References

Introduction

Going to start the next lesson about errors.

The language has a built-in error interface. It looks like this,

type error interface {
    Error() string
}

When something can go wrong in a function, that function should return error as its last return value. Any code that calls a function that can return an error should handle errors by testing whether the error is nil.

Also, just realised that golang has nil .

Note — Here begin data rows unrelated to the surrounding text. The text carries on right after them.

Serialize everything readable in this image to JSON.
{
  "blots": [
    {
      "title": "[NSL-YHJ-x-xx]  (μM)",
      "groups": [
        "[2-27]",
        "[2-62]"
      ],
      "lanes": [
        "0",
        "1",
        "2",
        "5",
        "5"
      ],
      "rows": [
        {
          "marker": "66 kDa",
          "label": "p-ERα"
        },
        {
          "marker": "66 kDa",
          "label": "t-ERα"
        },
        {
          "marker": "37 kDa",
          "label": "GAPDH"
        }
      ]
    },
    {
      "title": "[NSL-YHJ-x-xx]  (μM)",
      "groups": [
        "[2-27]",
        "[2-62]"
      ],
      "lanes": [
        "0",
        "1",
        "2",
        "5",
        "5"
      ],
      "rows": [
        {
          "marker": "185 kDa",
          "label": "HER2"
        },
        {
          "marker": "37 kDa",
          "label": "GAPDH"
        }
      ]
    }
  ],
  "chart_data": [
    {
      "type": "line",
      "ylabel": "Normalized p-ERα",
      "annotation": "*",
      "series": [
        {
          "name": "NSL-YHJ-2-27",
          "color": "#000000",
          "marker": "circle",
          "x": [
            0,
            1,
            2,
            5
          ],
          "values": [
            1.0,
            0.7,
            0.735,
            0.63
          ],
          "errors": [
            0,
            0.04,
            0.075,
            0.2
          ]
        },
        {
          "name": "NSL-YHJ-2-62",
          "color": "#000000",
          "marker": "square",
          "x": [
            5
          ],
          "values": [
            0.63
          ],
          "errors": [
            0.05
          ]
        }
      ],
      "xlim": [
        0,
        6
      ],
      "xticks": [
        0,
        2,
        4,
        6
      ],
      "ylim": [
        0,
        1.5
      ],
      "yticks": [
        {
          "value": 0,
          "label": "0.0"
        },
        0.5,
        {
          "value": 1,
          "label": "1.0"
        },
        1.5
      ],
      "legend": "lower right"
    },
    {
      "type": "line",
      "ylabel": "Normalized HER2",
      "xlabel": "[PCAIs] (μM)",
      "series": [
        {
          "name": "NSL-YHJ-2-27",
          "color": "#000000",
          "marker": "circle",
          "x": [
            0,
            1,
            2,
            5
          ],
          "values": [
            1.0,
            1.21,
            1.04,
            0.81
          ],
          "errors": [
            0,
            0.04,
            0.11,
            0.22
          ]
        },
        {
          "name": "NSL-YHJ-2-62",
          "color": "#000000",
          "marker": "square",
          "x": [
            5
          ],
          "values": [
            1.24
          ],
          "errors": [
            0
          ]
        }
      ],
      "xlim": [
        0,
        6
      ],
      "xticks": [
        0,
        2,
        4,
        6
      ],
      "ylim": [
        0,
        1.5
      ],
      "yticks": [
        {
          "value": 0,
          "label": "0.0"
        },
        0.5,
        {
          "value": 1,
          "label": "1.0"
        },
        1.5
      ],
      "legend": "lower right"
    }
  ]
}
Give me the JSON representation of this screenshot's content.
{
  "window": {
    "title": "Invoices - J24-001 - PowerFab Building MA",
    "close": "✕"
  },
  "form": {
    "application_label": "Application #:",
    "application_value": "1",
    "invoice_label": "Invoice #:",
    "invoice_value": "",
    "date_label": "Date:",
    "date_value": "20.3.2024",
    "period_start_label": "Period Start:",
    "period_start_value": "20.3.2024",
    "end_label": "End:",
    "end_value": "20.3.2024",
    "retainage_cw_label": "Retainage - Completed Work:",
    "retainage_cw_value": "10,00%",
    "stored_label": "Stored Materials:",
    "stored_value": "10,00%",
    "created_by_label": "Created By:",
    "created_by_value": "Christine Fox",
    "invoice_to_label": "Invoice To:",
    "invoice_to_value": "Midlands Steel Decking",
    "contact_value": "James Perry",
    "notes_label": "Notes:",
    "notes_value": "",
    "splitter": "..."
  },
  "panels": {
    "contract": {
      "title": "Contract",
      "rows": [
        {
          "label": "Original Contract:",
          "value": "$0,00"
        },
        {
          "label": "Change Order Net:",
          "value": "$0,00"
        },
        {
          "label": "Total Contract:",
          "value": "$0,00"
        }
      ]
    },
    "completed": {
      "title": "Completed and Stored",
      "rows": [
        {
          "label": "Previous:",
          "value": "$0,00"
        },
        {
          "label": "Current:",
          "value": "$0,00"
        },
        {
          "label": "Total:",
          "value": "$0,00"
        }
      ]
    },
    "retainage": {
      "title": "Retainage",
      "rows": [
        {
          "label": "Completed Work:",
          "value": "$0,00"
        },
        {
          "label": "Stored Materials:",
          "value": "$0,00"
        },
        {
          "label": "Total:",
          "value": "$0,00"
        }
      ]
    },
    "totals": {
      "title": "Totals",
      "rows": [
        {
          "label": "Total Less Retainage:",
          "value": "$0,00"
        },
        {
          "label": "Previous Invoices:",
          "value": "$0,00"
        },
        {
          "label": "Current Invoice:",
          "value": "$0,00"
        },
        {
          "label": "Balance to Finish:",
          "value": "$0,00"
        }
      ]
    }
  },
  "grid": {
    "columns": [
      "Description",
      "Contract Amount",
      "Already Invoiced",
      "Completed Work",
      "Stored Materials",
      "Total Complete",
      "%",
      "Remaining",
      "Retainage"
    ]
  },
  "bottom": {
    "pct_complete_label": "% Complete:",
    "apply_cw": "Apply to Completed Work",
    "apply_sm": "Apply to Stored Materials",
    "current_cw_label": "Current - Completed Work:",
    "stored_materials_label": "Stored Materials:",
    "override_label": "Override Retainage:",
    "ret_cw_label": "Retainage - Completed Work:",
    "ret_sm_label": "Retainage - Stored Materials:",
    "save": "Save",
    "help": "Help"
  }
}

Here is the solution I wrote to a puzzle,

func sendSMSToCouple(msgToCustomer, msgToSpouse string) (int, error) {
	var costToCustomer, costForSpouse int
	var err error
	costToCustomer, err = sendSMS(msgToCustomer)
	if err != nil {
		return 0, err
	}
	costForSpouse, err = sendSMS(msgToSpouse)
	if err != nil {
		return 0, err
	}
	return costToCustomer + costForSpouse, nil
}

For some odd reason, I find it weird that the accepted pattern does not involve calling err.Error() . 🤷‍♂️

Here is some example code of a custom error struct,

type userError struct {
    name string
}
 
func (e userError) Error() string {
    return fmt.Sprintf("%v has a problem with their account", e.name)
}

and here is it’s usage,

func sendSMS(msg, userName string) error {
    if !canSendToUser(userName) {
        return userError{name: userName}
    }
    ...
}

I find the creation of the struct = userError{name: userName} to be fascinating. If this were python, to create a dictionary this way, I’d need to use quotes around the key.

One takeaway for me is that golang does not have error handling. There seems to be a convention on how to deal with them - but there is nothing the language provides to assist.

So, it is kindof a surprise to me to see that the language comes with an errors package. Like this,

var err error = errors.New("something went wrong")

I must say, I like the fact that the walrus operator saves me the trouble of defining variable types.

This is interesting - there exists a fmt.Errorf() print method that wraps an error with some additional context.

There is some stuff here about panic and defer . My takeaway is that these should be avoided unless I know what I’m doing.

The code block about defer,

func enrichUser(userID string) User {
    user, err := getUser(userID)
    if err != nil {
        panic(err)
    }
    return user
}
 
func main() {
    defer func() {
        if r := recover(); r != nil {
            fmt.Println("recovered from panic:", r)
        }
    }()
 
    // this panics, but the defer/recover block catches it
    // a truly astonishingly bad way to handle errors
    enrichUser("123")
}

feels weird. Mostly because I do not see the defer creating a block of code around the function that will raise the panic . Black magic? 🤷‍♂️

Important thing about panic = when a function calls panic , the program crashes and prints a stack trace.

NOTE: There exists a log.Fatal - another approach to dealing with unrecoverable situations.

Looks like go has the usual continue and break keywords for loops.